The most logical, IMO, explanation of this is that we do not travel back across time along the single timeline we exist(ed) upon. We actually jump across the timelines and change the reality we percieve, and become part of the new timeline where it happens. I don't go back to talk to myself when -I- was 4. I go to an alternate reality where there's a me that is now 4, and I talk to that alternate me.
Then when I go back to 'my present' I don't return to my original timeline. I travel to another branching timeline, one of the infinite possible timelines of infinite options, and become a part of that timeline. I go to a timeline where I'm rich and famous and supremely healthy because in -that- timeline I was -supposed- to have talked to my 4 year old self and thus I now "truely" exist on that timeline.

Or, in otherwords, we live on Timeline-1. I time travel, I go to Timeline-4, where I was me when I was 4. When I go back to the 'modern era', I don't go back to Timeline-1 or the future of Timeline-4, I go to Timeline-4A, or Timeline-5, whatever you wanna call it, where I now exist and live my life out as if my 4 year old self knew everything I told it.

Confused or enlightened from that? ;)

13darrow
Mar 21, 2007, 1:32 pm

I see what you are saying but until there is some evidence for multiple time lines and infinite branching universes, I will keep it filed under "miscellaneous theories"

I always liked the idea that the invention of the first time machine can be brought about by using a time travel paradox.

Here is how to do it. The world's scientists agree that they will commit money, time and resources to design and build a time machine. They also agree that the first to achieve the goal, no matter how long it takes, will travel back in time to (let's say) 10 minutes after the agreement is signed. The scientists wait for 10 minutes and if nobody shows up, time travel is impossible. If someone appears, they ask the time traveller how it works and build a machine.

14NativeRoses
Mar 21, 2007, 2:04 pm

(smile) i like that.

15mrgrooism
mayo 28, 2007, 11:04 am

#! - I really love the determinist stories, where if you travel to the past, then you have historically travelled to the past and thus cannot change the future.

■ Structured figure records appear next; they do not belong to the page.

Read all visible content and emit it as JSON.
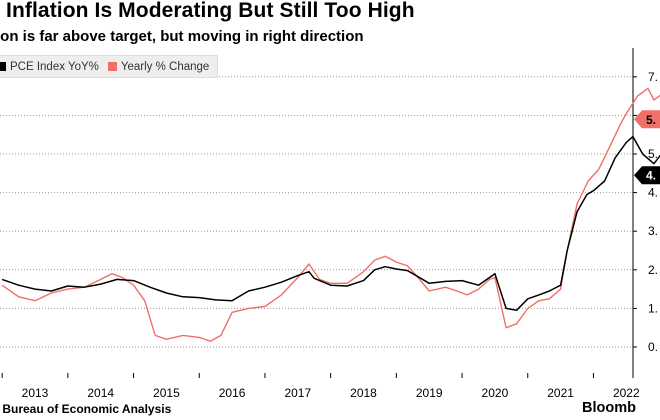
{
  "header": {
    "title": "E Inflation Is Moderating But Still Too High",
    "subtitle": "tion is far above target, but moving in right direction"
  },
  "legend": [
    {
      "label": "PCE Index YoY%",
      "color": "#000000"
    },
    {
      "label": "Yearly % Change",
      "color": "#ef7067"
    }
  ],
  "footer": {
    "source": ": Bureau of Economic Analysis",
    "brand": "Bloomb"
  },
  "chart_data": {
    "type": "line",
    "title": "E Inflation Is Moderating But Still Too High",
    "subtitle": "tion is far above target, but moving in right direction",
    "xlabel": "",
    "ylabel": "",
    "x_range": [
      2012.5,
      2022.75
    ],
    "ylim": [
      -0.5,
      7.5
    ],
    "x_ticks": [
      2013,
      2014,
      2015,
      2016,
      2017,
      2018,
      2019,
      2020,
      2021,
      2022
    ],
    "x_tick_labels": [
      "2013",
      "2014",
      "2015",
      "2016",
      "2017",
      "2018",
      "2019",
      "2020",
      "2021",
      "2022"
    ],
    "y_ticks": [
      0,
      1,
      2,
      3,
      4,
      5,
      6,
      7
    ],
    "y_tick_labels": [
      "0.",
      "1.",
      "2.",
      "3.",
      "4.",
      "5.",
      "6.",
      "7."
    ],
    "grid": "horizontal dotted",
    "axis_side": "right",
    "legend_position": "top-left",
    "series": [
      {
        "name": "PCE Index YoY%",
        "color": "#000000",
        "last_label": "4.",
        "points": [
          [
            2012.5,
            1.75
          ],
          [
            2012.75,
            1.6
          ],
          [
            2013.0,
            1.5
          ],
          [
            2013.25,
            1.45
          ],
          [
            2013.5,
            1.58
          ],
          [
            2013.75,
            1.55
          ],
          [
            2014.0,
            1.63
          ],
          [
            2014.25,
            1.75
          ],
          [
            2014.5,
            1.72
          ],
          [
            2014.75,
            1.55
          ],
          [
            2015.0,
            1.4
          ],
          [
            2015.25,
            1.3
          ],
          [
            2015.5,
            1.28
          ],
          [
            2015.75,
            1.22
          ],
          [
            2016.0,
            1.2
          ],
          [
            2016.25,
            1.45
          ],
          [
            2016.5,
            1.55
          ],
          [
            2016.75,
            1.68
          ],
          [
            2017.0,
            1.85
          ],
          [
            2017.17,
            1.95
          ],
          [
            2017.25,
            1.78
          ],
          [
            2017.5,
            1.6
          ],
          [
            2017.75,
            1.58
          ],
          [
            2018.0,
            1.72
          ],
          [
            2018.17,
            2.0
          ],
          [
            2018.33,
            2.08
          ],
          [
            2018.5,
            2.02
          ],
          [
            2018.67,
            1.98
          ],
          [
            2018.83,
            1.82
          ],
          [
            2019.0,
            1.65
          ],
          [
            2019.25,
            1.7
          ],
          [
            2019.5,
            1.72
          ],
          [
            2019.75,
            1.6
          ],
          [
            2020.0,
            1.9
          ],
          [
            2020.17,
            1.0
          ],
          [
            2020.33,
            0.95
          ],
          [
            2020.5,
            1.25
          ],
          [
            2020.67,
            1.35
          ],
          [
            2020.83,
            1.45
          ],
          [
            2021.0,
            1.6
          ],
          [
            2021.1,
            2.5
          ],
          [
            2021.25,
            3.5
          ],
          [
            2021.4,
            3.95
          ],
          [
            2021.5,
            4.05
          ],
          [
            2021.67,
            4.3
          ],
          [
            2021.83,
            4.9
          ],
          [
            2022.0,
            5.3
          ],
          [
            2022.1,
            5.45
          ],
          [
            2022.25,
            5.0
          ],
          [
            2022.42,
            4.75
          ],
          [
            2022.58,
            5.1
          ],
          [
            2022.67,
            4.8
          ],
          [
            2022.75,
            4.45
          ]
        ]
      },
      {
        "name": "Yearly % Change",
        "color": "#ef7067",
        "last_label": "5.",
        "points": [
          [
            2012.5,
            1.6
          ],
          [
            2012.75,
            1.3
          ],
          [
            2013.0,
            1.2
          ],
          [
            2013.25,
            1.4
          ],
          [
            2013.5,
            1.5
          ],
          [
            2013.75,
            1.55
          ],
          [
            2014.0,
            1.75
          ],
          [
            2014.17,
            1.9
          ],
          [
            2014.33,
            1.8
          ],
          [
            2014.5,
            1.6
          ],
          [
            2014.67,
            1.2
          ],
          [
            2014.83,
            0.3
          ],
          [
            2015.0,
            0.2
          ],
          [
            2015.25,
            0.3
          ],
          [
            2015.5,
            0.25
          ],
          [
            2015.67,
            0.15
          ],
          [
            2015.83,
            0.3
          ],
          [
            2016.0,
            0.9
          ],
          [
            2016.25,
            1.0
          ],
          [
            2016.5,
            1.05
          ],
          [
            2016.75,
            1.35
          ],
          [
            2017.0,
            1.8
          ],
          [
            2017.17,
            2.15
          ],
          [
            2017.33,
            1.75
          ],
          [
            2017.5,
            1.65
          ],
          [
            2017.75,
            1.65
          ],
          [
            2017.92,
            1.85
          ],
          [
            2018.0,
            1.95
          ],
          [
            2018.17,
            2.25
          ],
          [
            2018.33,
            2.35
          ],
          [
            2018.5,
            2.2
          ],
          [
            2018.67,
            2.1
          ],
          [
            2018.83,
            1.8
          ],
          [
            2019.0,
            1.45
          ],
          [
            2019.25,
            1.55
          ],
          [
            2019.42,
            1.45
          ],
          [
            2019.58,
            1.35
          ],
          [
            2019.75,
            1.5
          ],
          [
            2019.92,
            1.75
          ],
          [
            2020.0,
            1.8
          ],
          [
            2020.17,
            0.5
          ],
          [
            2020.33,
            0.6
          ],
          [
            2020.5,
            1.0
          ],
          [
            2020.67,
            1.2
          ],
          [
            2020.83,
            1.25
          ],
          [
            2021.0,
            1.5
          ],
          [
            2021.1,
            2.5
          ],
          [
            2021.25,
            3.7
          ],
          [
            2021.42,
            4.3
          ],
          [
            2021.58,
            4.6
          ],
          [
            2021.75,
            5.2
          ],
          [
            2021.92,
            5.8
          ],
          [
            2022.0,
            6.05
          ],
          [
            2022.17,
            6.5
          ],
          [
            2022.33,
            6.7
          ],
          [
            2022.42,
            6.4
          ],
          [
            2022.58,
            6.6
          ],
          [
            2022.67,
            6.8
          ],
          [
            2022.75,
            5.9
          ]
        ]
      }
    ]
  }
}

I think there is room for both views in fiction, and I love stories like A Sound of Thunder where one mistep (heee heeee) makes the entire future wonky. Still, I prefer the idea that if I visited 1846 to hang with Edgar Allan Poe in Fordham, then I always travelled to the past to hang with Poe and DID NOT change the future.

16mrgrooism
mayo 28, 2007, 11:09 am

#13 - Lord Darrow, I've heard your brilliant theory before in another forum, and still think it's the bee's knees! It's so wonderfully simple!!!

17andyl
mayo 28, 2007, 11:29 am

Has anyone read Rebecca Ore's Time's Child? There is a scene in that where the voices from the future are all haranguing the characters to do something (often contradicting each other - because at this point there are many possible futures) and as they choose to do something significant many of the voices start to disappear as that particular future becomes impossible.

18Musereader
Mar 11, 2008, 2:23 pm

I've found that the fixed history theory of time travel is better in short stories because they are about the traveller being confused about the travel. The changeable theory makes for more dramatism. But off the top of my head Heinleins "All you Zombies" and "By his Bootstraps" are both of the fixed variety as is time enough for love if i remeber correctly. Also I watched the recent Sandra Bullock film called Premonition which seems to be a fixed one as well.